松島基地に飛来した米軍のF16戦闘機を視察する渥美市長(左)=6月13日

 航空自衛隊松島基地(東松島市)上空を旋回した機体が高度を下げ、タイヤから白煙を上げて着陸した。6月13日夕、米軍の大規模統合演習「バリアント・シールド」に伴う訓練で、米空軍のF16戦闘機2機が同基地に飛来した。

 駐機場でF16を出迎えた東松島市の渥美巌市長は、報道陣の取材に「現在の世界情勢や安全保障環境を考えると、演習は必要不可欠。抑止力にもつながる」と理解を示した。

■三沢基地の代替

 松島基地の任務は、F2戦闘機パイロットの養成、曲技飛行チーム「ブルーインパルス」による広報、捜索・救難-の三つで、通常、戦闘部隊が展開することはない。基地が初めて米軍の訓練拠点となったことを含め、異例ずくめの事態と言えた。

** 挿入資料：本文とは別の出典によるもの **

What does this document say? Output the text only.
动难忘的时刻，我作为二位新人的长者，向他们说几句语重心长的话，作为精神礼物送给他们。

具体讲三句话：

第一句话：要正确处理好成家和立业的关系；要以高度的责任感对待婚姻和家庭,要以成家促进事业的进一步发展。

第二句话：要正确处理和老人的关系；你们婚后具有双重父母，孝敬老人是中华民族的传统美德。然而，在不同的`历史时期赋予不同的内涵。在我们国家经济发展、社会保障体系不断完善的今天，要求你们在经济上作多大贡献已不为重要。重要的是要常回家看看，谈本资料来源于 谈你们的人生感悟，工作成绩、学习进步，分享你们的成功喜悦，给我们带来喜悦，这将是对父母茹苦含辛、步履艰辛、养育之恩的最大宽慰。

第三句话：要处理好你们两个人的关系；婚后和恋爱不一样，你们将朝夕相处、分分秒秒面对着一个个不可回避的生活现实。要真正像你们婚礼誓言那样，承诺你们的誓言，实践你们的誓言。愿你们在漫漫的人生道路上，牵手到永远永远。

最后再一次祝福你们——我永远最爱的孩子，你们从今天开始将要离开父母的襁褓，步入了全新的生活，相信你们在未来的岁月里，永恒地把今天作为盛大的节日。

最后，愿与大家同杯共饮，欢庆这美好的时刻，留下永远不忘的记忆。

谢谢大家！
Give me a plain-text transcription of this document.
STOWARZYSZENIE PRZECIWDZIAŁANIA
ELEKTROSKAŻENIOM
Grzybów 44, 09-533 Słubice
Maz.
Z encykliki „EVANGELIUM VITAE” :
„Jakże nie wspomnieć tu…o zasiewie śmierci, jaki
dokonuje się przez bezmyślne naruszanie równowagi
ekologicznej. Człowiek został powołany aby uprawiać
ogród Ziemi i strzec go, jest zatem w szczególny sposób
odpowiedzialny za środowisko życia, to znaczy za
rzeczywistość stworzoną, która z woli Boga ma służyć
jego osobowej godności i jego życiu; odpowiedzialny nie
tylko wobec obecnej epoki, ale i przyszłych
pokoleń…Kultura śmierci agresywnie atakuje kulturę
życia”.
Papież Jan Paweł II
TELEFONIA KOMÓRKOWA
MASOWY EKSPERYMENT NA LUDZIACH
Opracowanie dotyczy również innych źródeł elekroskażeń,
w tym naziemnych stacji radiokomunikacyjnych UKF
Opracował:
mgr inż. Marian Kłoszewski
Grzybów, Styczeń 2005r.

 米軍訓練に先立つ4月23日には、空自三沢基地(青森県三沢市)の大型無人偵察機グローバルホークも初めて姿を現した。

 同機は2万メートル近い高高度から地上の30センチ大の目標を確認できるとされ、その運用は秘密のベールに包まれている。松島飛来やその任務などに関する報道発表などがないまま、26日朝に飛び去った。エンジン音は基地所属のジェット機よりも格段に静かで、隠密行動を印象づけた。

 市や防衛省などへの取材を総合すると、松島基地拠点の米軍訓練と無人偵察機の飛来は、ともに三沢基地が敵国の攻撃や悪天候などで使用できない場合に備え、松島を代替飛行場として活用する目的という。

■丁寧な説明必要

 市はこうした外来機の飛来について「ただちに基地機能強化につながるものではない」(渥美市長)としているが、市内では、米軍訓練の常態化など基地機能の変容を懸念する声が少なくない。

 立沼地区自治会長の千葉純さん(75)は「国際情勢が緊迫化しており、今後は戦闘機がもっと頻繁に飛来するようになると思う。松島が標的にならないか」。無人機については「知らない間に飛んできて、薄気味悪い」とつぶやいた。

 市内の会社員男性(42)は「(米軍訓練などは)政府が勝手に決めるので地元には何もできない。諦めるしかない」と話した。

 市が掲げる基地との「共存共栄」の関係を維持していくには、訓練の安全確保はもちろん、市民の不安を払拭できるような丁寧な説明が欠かせない。松島基地司令の渡部琢也空将補は「地元の協力なくして基地の安定運用はなし得ない」と語り、可能な限り、地元への情報提供に努めていく方針を示した。